In tale direzione avrebbero operato, ma più avanti nel tempo, i cosiddetti ‘Jeunes Peintres de la tradition française’, ed anche altri artisti, peraltro, come Nicolas De Stael, che avrebbero dato corpo, infatti, ad una produzione di opere capaci di stringere in sintesi producente ansiti geometrici e vibratilità materiche.
Alla stregua di tali considerazioni, assumono un proprio significato particolarmente intrigante le opere di alcuni artisti che possono essere ricondotte alla messa a punto di una disposizione alla sintesi analitico-scompositiva (ben evidenziata anche teoreticamente da Metzinger) e di cui un lavoro come quello di Marcel Duchamp del ‘Nu descendant un escalier’ costituisce certamente una esemplificazione magistrale di come potesse essere possibile immaginare un intervento creativo che, sia pur animato da un intento apparentemente di ordine scompositivo, lasciava trasparire in tralice anche un’istanza più intima e coinvolgente di ragioni analitiche.
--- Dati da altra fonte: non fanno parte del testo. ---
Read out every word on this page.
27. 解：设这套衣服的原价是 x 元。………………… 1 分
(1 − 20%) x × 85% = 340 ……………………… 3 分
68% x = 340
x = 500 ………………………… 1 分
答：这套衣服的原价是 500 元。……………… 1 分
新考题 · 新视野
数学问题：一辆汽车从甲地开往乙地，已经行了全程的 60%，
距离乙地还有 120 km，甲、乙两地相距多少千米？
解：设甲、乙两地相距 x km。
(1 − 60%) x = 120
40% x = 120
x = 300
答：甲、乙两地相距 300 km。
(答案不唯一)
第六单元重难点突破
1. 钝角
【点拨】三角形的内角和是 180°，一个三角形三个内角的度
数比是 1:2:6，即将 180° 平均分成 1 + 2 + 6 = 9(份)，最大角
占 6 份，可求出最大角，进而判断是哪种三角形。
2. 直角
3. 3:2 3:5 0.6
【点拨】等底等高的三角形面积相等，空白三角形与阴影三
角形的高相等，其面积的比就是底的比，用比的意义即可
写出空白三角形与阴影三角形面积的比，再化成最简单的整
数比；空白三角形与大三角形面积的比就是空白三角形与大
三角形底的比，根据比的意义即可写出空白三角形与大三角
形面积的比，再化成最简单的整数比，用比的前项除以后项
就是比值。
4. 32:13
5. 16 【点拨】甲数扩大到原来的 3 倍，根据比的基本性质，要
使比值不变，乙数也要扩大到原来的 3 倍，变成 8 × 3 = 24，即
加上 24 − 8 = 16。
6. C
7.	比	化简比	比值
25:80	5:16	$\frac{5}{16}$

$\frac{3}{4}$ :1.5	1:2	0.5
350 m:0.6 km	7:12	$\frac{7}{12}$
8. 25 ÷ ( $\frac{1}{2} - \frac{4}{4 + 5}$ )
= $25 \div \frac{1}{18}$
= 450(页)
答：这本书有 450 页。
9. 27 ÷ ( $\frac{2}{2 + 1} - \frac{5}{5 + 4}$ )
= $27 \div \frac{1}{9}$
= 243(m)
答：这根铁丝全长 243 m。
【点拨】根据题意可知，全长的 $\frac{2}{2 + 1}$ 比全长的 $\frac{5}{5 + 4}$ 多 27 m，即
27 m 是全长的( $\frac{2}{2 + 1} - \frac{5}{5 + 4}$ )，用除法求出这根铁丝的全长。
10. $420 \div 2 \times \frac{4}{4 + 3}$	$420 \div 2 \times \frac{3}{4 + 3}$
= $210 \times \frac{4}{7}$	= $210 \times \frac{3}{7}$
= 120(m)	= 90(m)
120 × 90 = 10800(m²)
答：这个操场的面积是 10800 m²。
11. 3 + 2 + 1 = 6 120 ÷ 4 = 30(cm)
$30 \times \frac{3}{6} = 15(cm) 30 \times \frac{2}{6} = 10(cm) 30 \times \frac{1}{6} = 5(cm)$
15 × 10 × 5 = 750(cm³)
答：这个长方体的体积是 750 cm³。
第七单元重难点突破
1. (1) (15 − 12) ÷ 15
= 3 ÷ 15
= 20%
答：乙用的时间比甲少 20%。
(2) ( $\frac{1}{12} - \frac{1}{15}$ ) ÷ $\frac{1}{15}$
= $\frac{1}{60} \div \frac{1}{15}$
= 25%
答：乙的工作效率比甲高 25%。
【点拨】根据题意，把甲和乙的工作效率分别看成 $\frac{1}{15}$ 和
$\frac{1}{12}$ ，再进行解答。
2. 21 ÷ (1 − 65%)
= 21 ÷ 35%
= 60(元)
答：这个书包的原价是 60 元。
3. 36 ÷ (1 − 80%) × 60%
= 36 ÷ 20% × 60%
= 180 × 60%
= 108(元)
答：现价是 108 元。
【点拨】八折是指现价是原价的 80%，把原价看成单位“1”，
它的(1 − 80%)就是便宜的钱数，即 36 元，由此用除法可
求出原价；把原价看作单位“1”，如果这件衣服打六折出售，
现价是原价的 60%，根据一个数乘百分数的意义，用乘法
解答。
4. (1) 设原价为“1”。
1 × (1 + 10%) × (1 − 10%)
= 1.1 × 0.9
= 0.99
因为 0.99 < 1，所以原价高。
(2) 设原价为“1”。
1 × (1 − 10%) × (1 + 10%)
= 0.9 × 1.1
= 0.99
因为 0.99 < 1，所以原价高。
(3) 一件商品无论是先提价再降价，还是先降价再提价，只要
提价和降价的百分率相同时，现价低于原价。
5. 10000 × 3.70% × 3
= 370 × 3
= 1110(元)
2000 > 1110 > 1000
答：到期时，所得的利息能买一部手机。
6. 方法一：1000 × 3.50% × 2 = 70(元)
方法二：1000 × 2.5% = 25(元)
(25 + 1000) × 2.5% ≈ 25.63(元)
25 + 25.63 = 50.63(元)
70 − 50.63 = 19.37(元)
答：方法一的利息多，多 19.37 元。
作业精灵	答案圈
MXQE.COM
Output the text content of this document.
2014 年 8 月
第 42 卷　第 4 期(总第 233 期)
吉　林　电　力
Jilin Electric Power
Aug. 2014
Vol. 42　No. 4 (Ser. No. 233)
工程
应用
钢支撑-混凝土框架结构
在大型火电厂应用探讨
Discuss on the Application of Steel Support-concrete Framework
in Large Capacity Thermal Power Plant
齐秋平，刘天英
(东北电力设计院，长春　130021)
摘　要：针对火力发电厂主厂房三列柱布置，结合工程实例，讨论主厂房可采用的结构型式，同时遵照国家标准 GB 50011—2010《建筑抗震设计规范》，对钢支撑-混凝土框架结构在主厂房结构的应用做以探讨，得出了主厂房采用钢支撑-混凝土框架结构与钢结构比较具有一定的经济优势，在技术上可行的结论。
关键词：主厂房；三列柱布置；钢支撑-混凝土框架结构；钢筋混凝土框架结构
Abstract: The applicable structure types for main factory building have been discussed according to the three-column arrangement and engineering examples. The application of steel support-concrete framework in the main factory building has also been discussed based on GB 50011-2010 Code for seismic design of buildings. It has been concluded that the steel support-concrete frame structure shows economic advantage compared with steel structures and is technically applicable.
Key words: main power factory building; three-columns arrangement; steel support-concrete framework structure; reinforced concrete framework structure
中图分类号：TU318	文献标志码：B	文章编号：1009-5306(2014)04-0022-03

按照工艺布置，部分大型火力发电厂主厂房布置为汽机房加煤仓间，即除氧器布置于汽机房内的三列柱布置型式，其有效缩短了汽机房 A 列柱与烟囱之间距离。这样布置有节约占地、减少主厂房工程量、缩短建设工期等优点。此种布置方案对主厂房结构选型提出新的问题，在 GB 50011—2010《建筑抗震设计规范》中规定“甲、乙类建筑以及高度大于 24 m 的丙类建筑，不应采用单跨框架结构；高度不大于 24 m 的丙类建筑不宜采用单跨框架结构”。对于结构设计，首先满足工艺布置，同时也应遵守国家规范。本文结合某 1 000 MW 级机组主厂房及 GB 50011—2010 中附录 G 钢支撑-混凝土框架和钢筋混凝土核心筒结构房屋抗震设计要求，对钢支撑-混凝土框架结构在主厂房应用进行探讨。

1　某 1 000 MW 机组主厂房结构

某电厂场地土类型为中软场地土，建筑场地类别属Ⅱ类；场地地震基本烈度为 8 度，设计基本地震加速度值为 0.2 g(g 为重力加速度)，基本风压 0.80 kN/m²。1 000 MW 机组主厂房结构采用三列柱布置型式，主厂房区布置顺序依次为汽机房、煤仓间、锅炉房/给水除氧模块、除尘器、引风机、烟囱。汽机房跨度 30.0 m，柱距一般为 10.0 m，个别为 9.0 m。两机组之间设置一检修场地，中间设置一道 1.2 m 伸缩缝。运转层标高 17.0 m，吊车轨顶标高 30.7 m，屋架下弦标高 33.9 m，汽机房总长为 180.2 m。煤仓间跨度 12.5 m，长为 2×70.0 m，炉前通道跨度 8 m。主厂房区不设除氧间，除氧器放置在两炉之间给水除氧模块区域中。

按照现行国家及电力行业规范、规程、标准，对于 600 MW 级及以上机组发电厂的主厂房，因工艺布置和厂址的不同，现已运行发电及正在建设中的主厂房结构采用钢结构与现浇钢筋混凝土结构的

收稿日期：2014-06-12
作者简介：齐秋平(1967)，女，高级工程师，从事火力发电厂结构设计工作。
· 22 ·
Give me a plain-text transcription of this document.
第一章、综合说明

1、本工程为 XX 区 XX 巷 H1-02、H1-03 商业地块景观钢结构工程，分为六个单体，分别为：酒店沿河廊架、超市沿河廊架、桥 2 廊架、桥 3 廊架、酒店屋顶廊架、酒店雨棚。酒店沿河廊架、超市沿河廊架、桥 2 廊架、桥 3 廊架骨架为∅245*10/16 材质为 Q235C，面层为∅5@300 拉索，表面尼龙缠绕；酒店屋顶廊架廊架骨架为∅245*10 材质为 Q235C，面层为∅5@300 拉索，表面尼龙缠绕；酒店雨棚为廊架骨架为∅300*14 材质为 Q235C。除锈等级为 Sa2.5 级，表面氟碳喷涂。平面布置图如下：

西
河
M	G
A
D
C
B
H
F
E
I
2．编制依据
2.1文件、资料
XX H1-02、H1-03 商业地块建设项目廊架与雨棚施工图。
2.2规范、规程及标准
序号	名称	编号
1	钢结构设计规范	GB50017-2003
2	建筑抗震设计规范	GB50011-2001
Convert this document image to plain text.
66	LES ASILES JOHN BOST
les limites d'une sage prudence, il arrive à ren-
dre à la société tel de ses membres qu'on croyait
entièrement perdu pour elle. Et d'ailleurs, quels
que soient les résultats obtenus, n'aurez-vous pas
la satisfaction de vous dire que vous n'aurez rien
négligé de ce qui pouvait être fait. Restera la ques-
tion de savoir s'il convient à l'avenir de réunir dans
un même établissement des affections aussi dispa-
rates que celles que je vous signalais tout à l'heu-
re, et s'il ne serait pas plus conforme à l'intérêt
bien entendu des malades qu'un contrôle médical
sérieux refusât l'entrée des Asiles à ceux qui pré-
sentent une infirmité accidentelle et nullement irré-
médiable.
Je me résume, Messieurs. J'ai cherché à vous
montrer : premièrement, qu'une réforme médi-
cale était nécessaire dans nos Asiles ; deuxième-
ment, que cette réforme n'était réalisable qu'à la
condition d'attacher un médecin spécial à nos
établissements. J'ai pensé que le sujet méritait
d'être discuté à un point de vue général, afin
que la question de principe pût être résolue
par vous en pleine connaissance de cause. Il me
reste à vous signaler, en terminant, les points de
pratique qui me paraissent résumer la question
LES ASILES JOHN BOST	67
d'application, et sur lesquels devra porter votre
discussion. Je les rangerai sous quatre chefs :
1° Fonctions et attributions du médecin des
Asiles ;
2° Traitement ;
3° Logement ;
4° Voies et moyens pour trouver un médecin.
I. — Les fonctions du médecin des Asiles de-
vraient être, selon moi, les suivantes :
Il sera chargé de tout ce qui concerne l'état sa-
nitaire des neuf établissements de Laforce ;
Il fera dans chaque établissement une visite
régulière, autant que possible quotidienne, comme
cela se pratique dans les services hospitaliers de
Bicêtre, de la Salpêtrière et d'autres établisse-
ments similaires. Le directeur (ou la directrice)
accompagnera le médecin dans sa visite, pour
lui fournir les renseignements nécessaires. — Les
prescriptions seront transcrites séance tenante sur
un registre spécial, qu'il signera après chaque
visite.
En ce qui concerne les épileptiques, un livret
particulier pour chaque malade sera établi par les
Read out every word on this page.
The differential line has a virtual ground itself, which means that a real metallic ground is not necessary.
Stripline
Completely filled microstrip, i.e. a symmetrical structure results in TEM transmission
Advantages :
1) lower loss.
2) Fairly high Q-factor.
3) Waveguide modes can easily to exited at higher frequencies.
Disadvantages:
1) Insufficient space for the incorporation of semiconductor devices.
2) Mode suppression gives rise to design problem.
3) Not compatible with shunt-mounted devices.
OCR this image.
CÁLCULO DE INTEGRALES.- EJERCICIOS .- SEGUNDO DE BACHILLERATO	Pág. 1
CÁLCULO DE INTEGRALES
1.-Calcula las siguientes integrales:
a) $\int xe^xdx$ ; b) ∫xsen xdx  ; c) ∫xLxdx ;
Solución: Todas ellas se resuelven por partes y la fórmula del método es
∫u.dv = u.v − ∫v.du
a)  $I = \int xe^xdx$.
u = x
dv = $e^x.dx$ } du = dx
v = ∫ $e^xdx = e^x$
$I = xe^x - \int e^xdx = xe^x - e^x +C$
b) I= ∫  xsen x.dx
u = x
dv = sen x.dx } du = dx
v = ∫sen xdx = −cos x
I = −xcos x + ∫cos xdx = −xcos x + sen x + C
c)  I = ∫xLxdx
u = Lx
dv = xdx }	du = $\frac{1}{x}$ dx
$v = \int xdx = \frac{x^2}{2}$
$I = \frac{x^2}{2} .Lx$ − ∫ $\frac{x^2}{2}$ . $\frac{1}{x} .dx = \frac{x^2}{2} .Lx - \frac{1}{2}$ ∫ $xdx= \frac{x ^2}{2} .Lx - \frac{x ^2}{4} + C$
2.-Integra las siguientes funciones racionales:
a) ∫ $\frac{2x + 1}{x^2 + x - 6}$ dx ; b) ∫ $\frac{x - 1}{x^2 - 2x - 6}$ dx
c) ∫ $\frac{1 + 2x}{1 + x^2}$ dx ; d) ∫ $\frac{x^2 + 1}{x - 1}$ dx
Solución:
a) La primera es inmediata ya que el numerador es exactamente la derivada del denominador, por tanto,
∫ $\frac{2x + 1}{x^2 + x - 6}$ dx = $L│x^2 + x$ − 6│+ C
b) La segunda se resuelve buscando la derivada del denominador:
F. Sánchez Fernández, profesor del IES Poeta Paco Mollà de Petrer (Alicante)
Ed esse sono emergenti come suggerimento – o, se si preferisce, come richiamo – ad una considerazione del ‘fattore-tempo’ come ulteriore gradiente alla cui stregua modellare un progetto non più semplicemente ‘scompositivo’, ma anche ‘analitico’ del dettato fenomenico.
Né può sfuggire, evidentemente, che tale abbrivio – letto alla luce della determinazione di forte presa di coscienza che costituisce la determinazione contenutistica della ‘Section d’ or’ – si presenta come snodo logico di forte accreditamento del ruolo che è chiamato a svolgere il ‘fattore-tempo’, sia nella prospettiva di sintesi analitico-scompositiva della ‘Section d’ or’ appunto, sia in quella di ordine ‘concettuale’ che andava animando, di suo, in particolare Duchamp.
Non sarà inopportuno ricordare, in proposito, che, proprio tra il ’12 e il’ 14, si svolge nel 1913 l’Armory Show a New York, che segna la data ufficiale di nascita della temperie appunto ‘concettuale’, al cui interno le istanze della ‘Section d’ or’ offrono un contributo leggibile anche in termini epistemologici e, comunque, di prospettiva significativamente estensiva della sola mera misura scompositiva nella quale il Cubismo aveva immaginato che si potesse ridurre il rapporto fattuale con gli oggetti, dopo aver messo in soffitta l’idea ottocentesca di stampo positivistico che la misura ‘naturalistica’ potesse garantire un soddisfacente risultato di oggettività figurativa.
Abbiamo detto di Duchamp e dell’istanza ‘concettuale’, ma di non minor rilievo andrà giudicato il contributo fornito da Sonia e Robert Delaunay, che hanno il merito di introdurre con altra metodologia d’intervento, rispetto a Duchamp, il tema della necessità di considerare il fattore-tempo come un aspetto di fondamentale rilievo delle dinamiche astrattive.
Certamente la loro ricerca non trovò immediata corrispondenza nelle prammatiche più rigorosamente geometrizzanti della coscienza astrattista, ad esempio, di ‘de Stijl’, ma avrebbe trovato corrispondenza – se non per consapevolezza diretta e di ordine esemplaristico, ma almeno per una sorta di risonanza armonica, appena un po’ più tardi, – nell’opera di Joaquin Torres Garcia, che, proponendo di concentrare la riflessione sulla consistenza problematica del rapporto cerchio-quadrato, avrebbe introdotto un ulteriore e decisivo contributo per l’assunzione dell’ ‘irrazionale matematico’ all’interno della sensibilità astrattiva.
Van Doesburg avrebbe poi tratto, infine, con autorevole consapevolezza, le ‘conclusioni’ da tutto ciò.
E non è, forse, per una mera casualità che egli contribuisce in modo diretto a prevedere una copertina per una mostra della Section d’Or, che verrà resa nel 1920, quando, in fondo, egli sta già maturando la proposta innovativa dell’apertura al ‘Concretismo’.